Abstract
Personalized interactions have been discussed as beneficial for learning for decades. Now, with the rise of generative artificial intelligence (GenAI), personalized artificial human-like conversations may impact the quality of learning. Manipulating system prompts to design personalities has the potential to enhance the quality of conversation with Large Language Model (LLM)-based AI. However, it is still uncertain exactly to what extent the emotional tone of a generative AI chatbot is relevant for learning. Hence, the current study evaluates the impact of a chat-based conversation with an LLM-based AI on relevant affective (empathy, compassion, distress) and cognitive (perspective-taking, reflection, knowledge) processes in education for sustainable development.

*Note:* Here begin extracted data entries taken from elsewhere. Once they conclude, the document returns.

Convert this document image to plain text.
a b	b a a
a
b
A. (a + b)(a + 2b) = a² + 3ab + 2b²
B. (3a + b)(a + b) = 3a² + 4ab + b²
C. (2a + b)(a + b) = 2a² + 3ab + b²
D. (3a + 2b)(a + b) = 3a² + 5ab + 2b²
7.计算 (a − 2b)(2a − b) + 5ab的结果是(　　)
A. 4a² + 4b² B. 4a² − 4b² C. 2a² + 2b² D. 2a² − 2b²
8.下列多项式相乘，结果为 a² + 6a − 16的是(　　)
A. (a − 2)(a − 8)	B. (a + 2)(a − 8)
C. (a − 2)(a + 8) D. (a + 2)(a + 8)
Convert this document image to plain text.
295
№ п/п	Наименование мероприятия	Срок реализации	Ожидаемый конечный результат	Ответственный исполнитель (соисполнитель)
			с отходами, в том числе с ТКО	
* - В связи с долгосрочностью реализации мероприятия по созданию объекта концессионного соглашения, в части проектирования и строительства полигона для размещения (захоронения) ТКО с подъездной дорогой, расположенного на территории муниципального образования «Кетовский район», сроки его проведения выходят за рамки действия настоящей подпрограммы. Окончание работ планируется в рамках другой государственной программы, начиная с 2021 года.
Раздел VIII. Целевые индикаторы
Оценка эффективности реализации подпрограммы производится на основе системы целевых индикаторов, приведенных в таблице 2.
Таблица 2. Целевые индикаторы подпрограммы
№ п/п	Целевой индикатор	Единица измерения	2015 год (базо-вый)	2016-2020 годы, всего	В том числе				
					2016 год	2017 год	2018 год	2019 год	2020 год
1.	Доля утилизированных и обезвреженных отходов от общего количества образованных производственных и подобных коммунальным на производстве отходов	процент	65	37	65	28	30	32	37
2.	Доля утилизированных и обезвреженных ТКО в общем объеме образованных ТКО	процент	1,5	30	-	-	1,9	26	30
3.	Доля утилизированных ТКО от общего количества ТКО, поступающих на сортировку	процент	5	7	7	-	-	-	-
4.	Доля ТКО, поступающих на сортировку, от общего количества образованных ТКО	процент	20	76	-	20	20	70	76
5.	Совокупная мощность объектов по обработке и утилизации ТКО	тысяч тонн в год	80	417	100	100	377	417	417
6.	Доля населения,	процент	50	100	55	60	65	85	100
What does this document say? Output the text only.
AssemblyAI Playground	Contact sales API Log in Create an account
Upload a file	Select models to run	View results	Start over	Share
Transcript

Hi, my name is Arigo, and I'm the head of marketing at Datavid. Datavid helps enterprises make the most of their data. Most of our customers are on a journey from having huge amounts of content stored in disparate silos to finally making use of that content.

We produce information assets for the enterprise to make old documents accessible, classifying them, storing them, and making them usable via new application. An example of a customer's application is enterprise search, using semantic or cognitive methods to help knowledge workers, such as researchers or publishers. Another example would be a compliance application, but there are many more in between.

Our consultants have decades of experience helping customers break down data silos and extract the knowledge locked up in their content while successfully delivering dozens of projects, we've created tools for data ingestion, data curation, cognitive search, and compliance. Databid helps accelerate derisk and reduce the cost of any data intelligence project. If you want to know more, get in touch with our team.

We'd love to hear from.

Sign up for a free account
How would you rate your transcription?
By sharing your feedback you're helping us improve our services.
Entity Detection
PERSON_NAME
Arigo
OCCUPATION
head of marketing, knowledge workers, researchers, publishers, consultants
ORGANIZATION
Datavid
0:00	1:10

Here, the focus is on both the general impact and the particular impact of two different system prompts that assign the AI’s specific personality traits (empathic vs. compassionate). Comparing these two groups and one control group reading a text (N = 122) indicates that chatting with an empathic AI can elicit stronger emotions (e.g., empathy, compassion, distress) compared to chatting with a compassionate AI, and compared to the control. Although all groups gained knowledge, we found no group differences. Further research is necessary to ensure reliable and contextually appropriate conversations in the context of education.
Data availability
As additional source data, we have uploaded a zip-file containing the code used, a read-me file with requirements and an installation guide, and the icons used for the chat interface. The code consists of a simple python script and is includes comments to ensure easy accessibility. We made this code available via a public osf-link (https://osf.io/u3vm4/overview) and uploaded it as supplementary material 2.The source data used in this research is currently unavailable for public sharing due to strict data safety and confidentiality protocols mandated by our university. These restrictions are in place to ensure compliance with ethical standards, privacy regulations, and institutional policies.Access to the data may be granted under specific circumstances, subject to appropriate data use agreements and ethical approvals. For more information about the data, please contact the corresponding author.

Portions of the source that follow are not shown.